子羞也懒得动脑筋应付,“嗯,”哼了一声儿,接过水,又不喝就在嘴巴那里润了润,江蕊忙把杯子又接过来,坐上沙发挨着搂过她,“想死我了,看把我大闺女辛苦的,怎么都瘦了?”说着,低头轻轻低笑去捏她的下巴,
子羞一听倒睁开眼,“真的瘦了?脸么,”她一直想自己有张倒瓜子儿尖脸蛋儿,老外都说中国人喜欢狐狸一样的女人。江蕊贴上她的嘴儿亲了亲,“瘦不瘦都俊……”别说,这长日子不见自然想,可主要还是担心她的身子骨,别把我养玉的胚子弄坏咯。说正事,江爷这没日没夜守着盼着这爷俩儿回来,就为一件,雍和宫那位小佛终于叫他能得见一面鸟!可这种好事,江蕊都不忘养子羞,人那边儿说了,只见一面,你挑日子。江蕊肯定得挑个要带子羞一道去的日子。子羞要是能得那小佛再一“福泽”……哈,江蕊这“不赔本的买卖”做的忒精,小佛不常见,子羞能常用,让她多沾沾佛气,岂不我更受益。
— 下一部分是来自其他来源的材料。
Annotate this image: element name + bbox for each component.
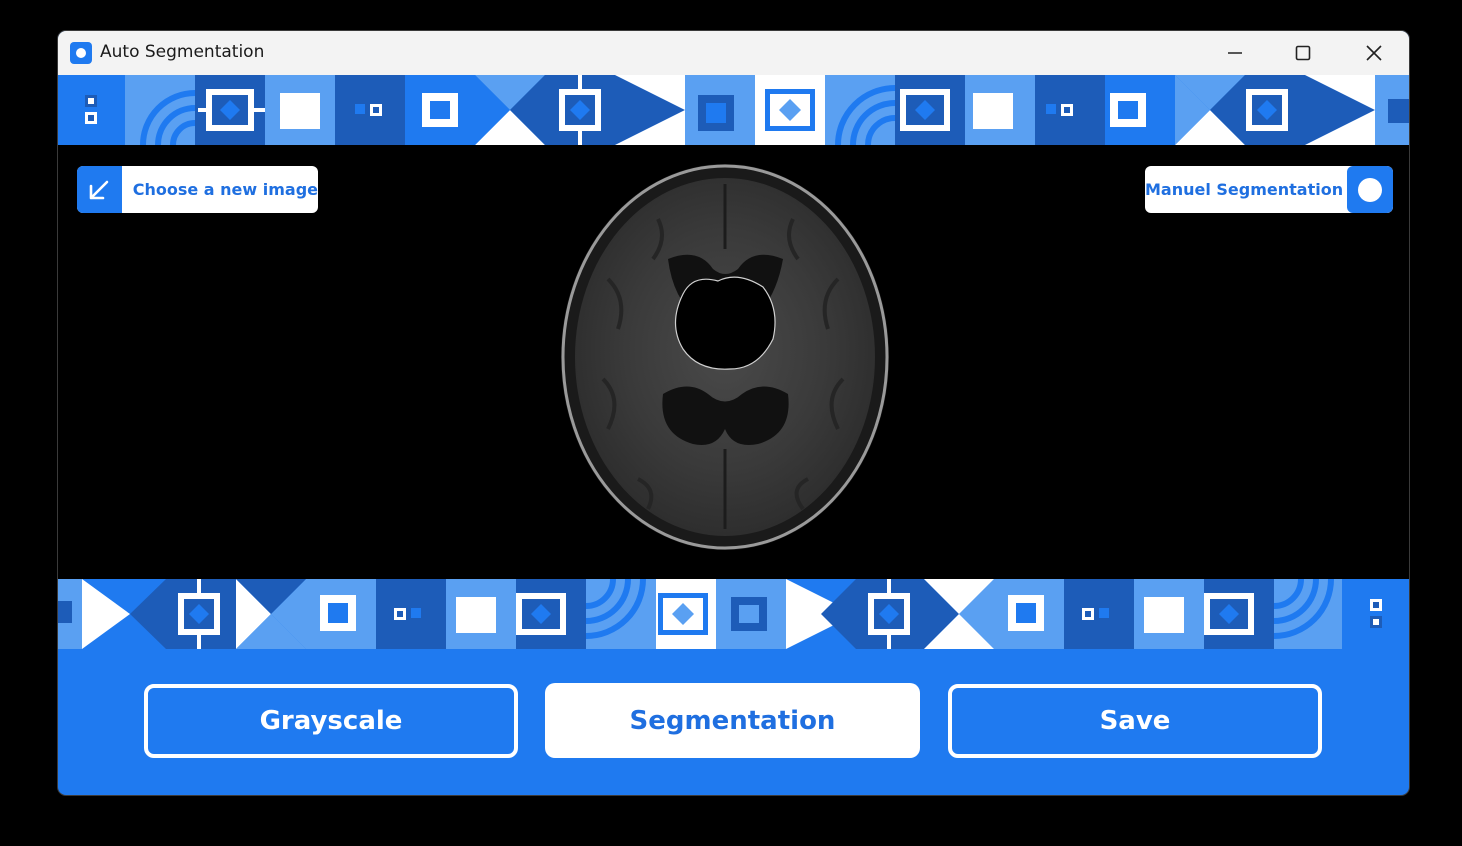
segmentation-button[interactable]: Segmentation (545, 683, 920, 758)
close-icon (1366, 45, 1382, 61)
bottom-pattern-band (58, 579, 1409, 649)
toggle-knob (1358, 177, 1383, 202)
image-viewer: Choose a new image Manuel Segmentation (58, 145, 1409, 579)
app-window: Auto Segmentation Choose a new image Man… (58, 31, 1409, 795)
choose-new-image-label: Choose a new image (132, 180, 318, 199)
grayscale-button[interactable]: Grayscale (144, 684, 518, 758)
save-button[interactable]: Save (948, 684, 1322, 758)
arrow-down-left-icon (77, 166, 122, 213)
decorative-pattern (58, 75, 1409, 145)
title-bar[interactable]: Auto Segmentation (58, 31, 1409, 75)
maximize-icon (1295, 45, 1311, 61)
decorative-pattern (58, 579, 1409, 649)
mri-scan-image (561, 164, 889, 550)
top-pattern-band (58, 75, 1409, 145)
close-button[interactable] (1340, 31, 1408, 75)
window-title: Auto Segmentation (100, 42, 265, 62)
choose-new-image-button[interactable]: Choose a new image (77, 166, 318, 213)
manual-segmentation-toggle[interactable]: Manuel Segmentation (1145, 166, 1393, 213)
toggle-switch[interactable] (1347, 166, 1393, 213)
app-icon (70, 42, 92, 64)
manual-segmentation-label: Manuel Segmentation (1145, 180, 1344, 199)
minimize-button[interactable] (1201, 31, 1269, 75)
maximize-button[interactable] (1269, 31, 1337, 75)
minimize-icon (1228, 52, 1242, 54)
子羞晓得舅舅进去放金螳螂了,一时半会儿也不会出来,就任江蕊这么疼爱着,“肚子有点饿,”跟舅舅那是最不敢撒娇的,其它人,她这一zhe,那必是有求必应。
江蕊计上心头,顺水推舟,特意叫子羞去见小佛倒叫她紧张,我只说这会儿去雍和宫给她搞“锦素食”吃,不就显得自自然然?
这主意好,于是在她耳朵根儿尽勾引她雍和宫“锦素食”的好处。
“这会儿去吃?”子羞看了眼墙上那钟,
“别人自是不行,我大闺女想吃那不上天入地也得给她弄来,”江蕊又亲了亲她的小嘴儿。真的是小嘴儿,水润过后红通儿的,江蕊都心惊,子羞这是逆着长?!信神信鬼,却真当有些眼见为实时还是不太相信,毕竟没那样明显,不过他一月未见可能太想念的缘故……
“能叫我舅舅也去尝尝么,”子羞终究一心眼的舅舅,
江蕊想两人一道大晚上回来的,你回绝了她未免也伤她的心,咳,同去就同去吧。
“去吧。”勉勉强强答应了。
好嘛,江爷,您一生好钻研些邪魔玩意儿,哪里又知,您此一“穿针引线”引出大事故了!一个时空都因着您这一“引”,真正扭成一个麻花!
☆、141
秋子臊本不想费那功夫去享受这些花里胡哨的,可转念一想,雍和宫毕竟是个顶级皇庙,进去享享也没坏处,去了。
夜深人静,车开进去这等宝相庄严的庙宇,胆儿小的人着实会犯虚咧,秋子羞倒反常并不害怕,一来可能从布达拉宫回来滴见过大世面,再,毕竟后半夜,她有比较规律的生物钟,肚子饿是一回事,想睡觉又是另一回事了,人蔫蔫的。
雍和宫主持图布丹将他们亲迎了进去。秋子臊始终微低着头,呼吸都很轻。这类高僧活佛对他或有感应,小指甲盖儿大人不想节外生枝。
“锦素食”即罗汉菜。相传慈禧太后对罗汉菜喜爱有加,“罗汉全斋”、“罗汉菜心”、“罗汉豆腐”、“罗汉面筋”她均喜食。子臊见摆在跟前的正是这几样,觉得江蕊这迎合妖术的货色对子羞着实还蛮用心咧,心底嗤笑,莫说一块真不真假不假的妺喜玉给这小母螳螂去养,就是一块浊玉放进她那逼里,照样能养得水灵剔透。江蕊这厮不是找对了玉,而是找对了逼。
吃过一半,相对安静,毕竟这是佛之地,佛在心中,神意与他想通,感念他的慈悲与赐予……秋子臊吃的安静,心却安享如大爷,莫说这雍和宫,就算那布达拉宫,万千供奉的,岂不就是他本尊之无上本体,就像齐天大圣到了猴子庙一样自在、心安理得。